AI & HEALTHCARE
|
What California Lawmakers Did to Regulate Artificial Intelligence |
California legislators recently sent Gov. Newsom more than a dozen bills regulating artificial intelligence, testing for threats to critical infrastructure, curbing the use of algorithms on children, limiting the use of deepfakes, and more. Observers say whether passed bills get vetoed or signed into law may depend heavily on industry pressure, in particular accusations that the state is regulating itself out of competitiveness in a hot field. Debates over the bills, and decisions by the governor on whether to sign each of them, are particularly important because California is at the epicenter of AI development, with many legislators making pledges this year to regulate the technology and put the state at the forefront of protecting people from AI around the world.

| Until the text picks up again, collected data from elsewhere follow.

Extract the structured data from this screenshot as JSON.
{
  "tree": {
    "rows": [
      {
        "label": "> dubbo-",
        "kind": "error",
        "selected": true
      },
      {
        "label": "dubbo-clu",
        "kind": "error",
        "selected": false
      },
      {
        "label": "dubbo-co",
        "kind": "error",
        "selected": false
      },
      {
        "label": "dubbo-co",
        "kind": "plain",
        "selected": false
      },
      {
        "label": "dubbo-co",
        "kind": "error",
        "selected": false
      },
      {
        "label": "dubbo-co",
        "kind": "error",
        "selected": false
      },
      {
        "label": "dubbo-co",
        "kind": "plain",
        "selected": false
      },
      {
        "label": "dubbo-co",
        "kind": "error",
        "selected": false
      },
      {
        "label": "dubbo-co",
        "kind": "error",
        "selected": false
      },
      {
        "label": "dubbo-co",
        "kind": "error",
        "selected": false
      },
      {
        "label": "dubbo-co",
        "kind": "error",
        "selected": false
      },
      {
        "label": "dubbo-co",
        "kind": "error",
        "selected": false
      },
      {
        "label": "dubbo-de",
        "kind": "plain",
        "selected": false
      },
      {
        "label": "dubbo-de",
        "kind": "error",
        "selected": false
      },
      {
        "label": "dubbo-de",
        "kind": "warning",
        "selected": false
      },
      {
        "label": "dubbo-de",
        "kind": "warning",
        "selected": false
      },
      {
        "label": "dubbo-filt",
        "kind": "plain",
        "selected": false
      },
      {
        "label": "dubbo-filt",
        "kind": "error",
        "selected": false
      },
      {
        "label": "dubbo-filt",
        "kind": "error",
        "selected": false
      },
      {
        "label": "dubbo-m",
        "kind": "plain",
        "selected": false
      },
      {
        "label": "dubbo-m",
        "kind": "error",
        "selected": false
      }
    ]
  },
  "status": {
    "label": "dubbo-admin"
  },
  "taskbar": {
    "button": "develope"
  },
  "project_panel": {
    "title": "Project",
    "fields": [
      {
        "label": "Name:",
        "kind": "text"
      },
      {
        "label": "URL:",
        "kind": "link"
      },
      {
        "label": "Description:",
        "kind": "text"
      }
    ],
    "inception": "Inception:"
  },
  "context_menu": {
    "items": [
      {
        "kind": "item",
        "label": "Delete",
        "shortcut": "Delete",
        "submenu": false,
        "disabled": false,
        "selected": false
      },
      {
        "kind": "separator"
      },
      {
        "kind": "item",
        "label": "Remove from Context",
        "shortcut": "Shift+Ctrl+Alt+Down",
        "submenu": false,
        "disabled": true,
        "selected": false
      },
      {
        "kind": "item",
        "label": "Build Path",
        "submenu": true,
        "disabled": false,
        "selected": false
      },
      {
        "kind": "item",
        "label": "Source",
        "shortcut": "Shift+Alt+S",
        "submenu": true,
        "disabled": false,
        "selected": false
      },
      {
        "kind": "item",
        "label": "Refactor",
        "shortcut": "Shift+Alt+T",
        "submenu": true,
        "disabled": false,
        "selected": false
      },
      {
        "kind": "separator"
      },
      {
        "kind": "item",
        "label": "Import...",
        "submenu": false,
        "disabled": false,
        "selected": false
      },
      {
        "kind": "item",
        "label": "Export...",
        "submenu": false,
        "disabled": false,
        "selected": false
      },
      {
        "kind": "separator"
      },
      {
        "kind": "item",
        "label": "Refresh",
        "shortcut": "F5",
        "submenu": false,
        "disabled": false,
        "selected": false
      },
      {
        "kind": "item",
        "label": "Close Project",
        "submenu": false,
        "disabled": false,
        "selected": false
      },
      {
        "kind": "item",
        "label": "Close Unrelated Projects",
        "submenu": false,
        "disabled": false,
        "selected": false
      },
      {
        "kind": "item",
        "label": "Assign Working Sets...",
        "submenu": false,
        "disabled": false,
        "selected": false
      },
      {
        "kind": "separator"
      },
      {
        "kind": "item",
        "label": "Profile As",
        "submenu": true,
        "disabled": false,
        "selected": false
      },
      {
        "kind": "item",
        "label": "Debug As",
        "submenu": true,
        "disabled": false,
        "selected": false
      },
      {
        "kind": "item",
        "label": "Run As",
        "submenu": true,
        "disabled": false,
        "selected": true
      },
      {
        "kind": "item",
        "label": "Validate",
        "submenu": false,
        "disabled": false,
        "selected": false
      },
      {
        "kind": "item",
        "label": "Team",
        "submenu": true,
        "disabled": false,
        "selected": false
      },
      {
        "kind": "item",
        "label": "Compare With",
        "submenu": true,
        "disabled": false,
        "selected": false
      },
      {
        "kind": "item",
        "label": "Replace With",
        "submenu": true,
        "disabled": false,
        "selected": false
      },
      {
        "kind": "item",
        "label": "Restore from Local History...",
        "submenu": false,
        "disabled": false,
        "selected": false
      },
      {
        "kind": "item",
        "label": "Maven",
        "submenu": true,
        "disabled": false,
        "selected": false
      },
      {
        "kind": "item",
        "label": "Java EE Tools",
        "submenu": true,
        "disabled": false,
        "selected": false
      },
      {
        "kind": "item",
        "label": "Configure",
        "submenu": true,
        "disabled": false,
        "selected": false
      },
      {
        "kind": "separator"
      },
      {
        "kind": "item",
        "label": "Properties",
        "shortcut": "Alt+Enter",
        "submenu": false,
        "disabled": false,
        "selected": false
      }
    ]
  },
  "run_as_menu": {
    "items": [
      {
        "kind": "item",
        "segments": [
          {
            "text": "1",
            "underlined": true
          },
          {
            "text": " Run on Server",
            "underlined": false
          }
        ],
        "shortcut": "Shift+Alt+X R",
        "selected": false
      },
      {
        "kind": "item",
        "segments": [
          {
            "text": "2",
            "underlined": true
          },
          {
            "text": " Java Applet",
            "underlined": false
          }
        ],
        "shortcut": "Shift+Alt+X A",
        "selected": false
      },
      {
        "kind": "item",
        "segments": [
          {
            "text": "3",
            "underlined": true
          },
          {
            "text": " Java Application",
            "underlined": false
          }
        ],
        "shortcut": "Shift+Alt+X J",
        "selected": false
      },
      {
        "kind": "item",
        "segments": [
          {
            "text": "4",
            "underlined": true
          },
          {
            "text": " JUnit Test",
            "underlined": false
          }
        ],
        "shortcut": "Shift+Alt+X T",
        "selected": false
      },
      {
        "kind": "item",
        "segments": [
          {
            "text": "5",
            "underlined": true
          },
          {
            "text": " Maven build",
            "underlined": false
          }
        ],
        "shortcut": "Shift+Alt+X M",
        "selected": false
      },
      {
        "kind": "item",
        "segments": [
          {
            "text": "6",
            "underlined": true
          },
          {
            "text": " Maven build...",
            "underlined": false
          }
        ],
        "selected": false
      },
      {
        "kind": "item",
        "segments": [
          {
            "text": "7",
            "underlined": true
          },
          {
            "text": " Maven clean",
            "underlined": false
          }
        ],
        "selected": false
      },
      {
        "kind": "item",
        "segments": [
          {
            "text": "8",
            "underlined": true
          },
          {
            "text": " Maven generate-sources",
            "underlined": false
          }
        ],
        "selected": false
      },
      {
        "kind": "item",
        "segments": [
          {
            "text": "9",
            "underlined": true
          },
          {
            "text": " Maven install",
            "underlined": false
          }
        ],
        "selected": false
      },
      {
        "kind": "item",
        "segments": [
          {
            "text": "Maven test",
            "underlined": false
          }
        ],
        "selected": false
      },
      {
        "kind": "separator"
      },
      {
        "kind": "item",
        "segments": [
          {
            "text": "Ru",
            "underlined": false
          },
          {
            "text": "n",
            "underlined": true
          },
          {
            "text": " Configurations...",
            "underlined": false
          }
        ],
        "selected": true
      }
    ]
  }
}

Without question, Senate Bill 1047 got more attention than any other AI regulation bill this year - and after it passed both chambers of the legislature by wide margins, industry and consumer advocates are closely watching to see whether Newsom signs it into law. Introduced by San Francisco Democratic Sen. Scott Wiener, the bill addresses huge potential threats posed by AI, requiring developers of advanced AI models to test them for their ability to enable attacks on digital and physical infrastructure and help non-experts make chemical, biological, radioactive, and nuclear weapons. It also protects whistleblowers who want to report such threats from inside tech companies. (https://calmatters.org/economy/technology/2024/09/california-ai-safety-regulations-bills/)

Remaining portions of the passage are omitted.